The Wall Street Bank declined to comment but a source close to Goldman Sachs in Moscow confirmed Workman had already joined their Moscow operation in “a senior role.”
Goldman, regarded as the most powerful investment bank on Wall Street, is believed to have conducted a non-deal roadshow as part of sovereign bond’s pre-marketing during the summer.
The Eurobond issue, outlined in the 2010 budget, would be the first since Russia defaulted on $40bn of domestic bonds in 1998. Finance Minister Alexei Kudrin is expected to unveil details of the bond in a presentation to potential investors on Thursday.
Goldman, which is understood to have cut its Moscow headcount by about 20% following last year’s crisis, has been trying to build out again as the pipeline for capital markets in Russia starts to fill up. The bank has recently hired a number of sales executives from Otkritie having been frustrated in an attempt to lift a team from Credit Suisse.
It has also recently hired Konstantin Pavlov from Zenit Bank for a senior sales role covering derivative and structured products and Dmitri Barinstein from Deutsche Bank to cover equity capital markets and M&A.
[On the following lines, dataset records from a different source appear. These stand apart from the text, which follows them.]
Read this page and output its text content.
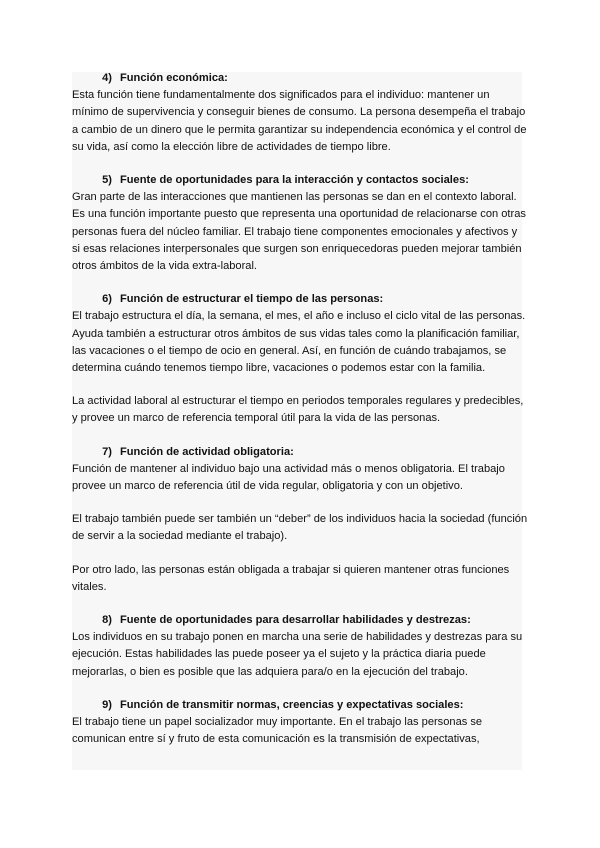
4) Función económica:

Esta función tiene fundamentalmente dos significados para el individuo: mantener un mínimo de supervivencia y conseguir bienes de consumo. La persona desempeña el trabajo a cambio de un dinero que le permita garantizar su independencia económica y el control de su vida, así como la elección libre de actividades de tiempo libre.

5) Fuente de oportunidades para la interacción y contactos sociales:

Gran parte de las interacciones que mantienen las personas se dan en el contexto laboral. Es una función importante puesto que representa una oportunidad de relacionarse con otras personas fuera del núcleo familiar. El trabajo tiene componentes emocionales y afectivos y si esas relaciones interpersonales que surgen son enriquecedoras pueden mejorar también otros ámbitos de la vida extra-laboral.

6) Función de estructurar el tiempo de las personas:

El trabajo estructura el día, la semana, el mes, el año e incluso el ciclo vital de las personas. Ayuda también a estructurar otros ámbitos de sus vidas tales como la planificación familiar, las vacaciones o el tiempo de ocio en general. Así, en función de cuándo trabajamos, se determina cuándo tenemos tiempo libre, vacaciones o podemos estar con la familia.

La actividad laboral al estructurar el tiempo en periodos temporales regulares y predecibles, y provee un marco de referencia temporal útil para la vida de las personas.

7) Función de actividad obligatoria:

Función de mantener al individuo bajo una actividad más o menos obligatoria. El trabajo provee un marco de referencia útil de vida regular, obligatoria y con un objetivo.

El trabajo también puede ser también un “deber” de los individuos hacia la sociedad (función de servir a la sociedad mediante el trabajo).

Por otro lado, las personas están obligada a trabajar si quieren mantener otras funciones vitales.

8) Fuente de oportunidades para desarrollar habilidades y destrezas:

Los individuos en su trabajo ponen en marcha una serie de habilidades y destrezas para su ejecución. Estas habilidades las puede poseer ya el sujeto y la práctica diaria puede mejorarlas, o bien es posible que las adquiera para/o en la ejecución del trabajo.

9) Función de transmitir normas, creencias y expectativas sociales:

El trabajo tiene un papel socializador muy importante. En el trabajo las personas se comunican entre sí y fruto de esta comunicación es la transmisión de expectativas,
American Workman is an experienced Russian operator and was head of fixed income research at Trust Investment Bank in Moscow before joining UBS a year ago. He had previously been a senior fixed income analyst with Goldman Sachs in London where he was responsible for the bank’s coverage of emerging market corporate bonds in Eastern Europe, Middle East and Africa.
Before moving to Goldman Sachs, he worked in Moscow with Renaissance Capital as vice president of fixed income sales & trading. He began his career as an analyst with ABN AMRO and graduated from the University of Notre Dame with degrees in finance and economics and Russian.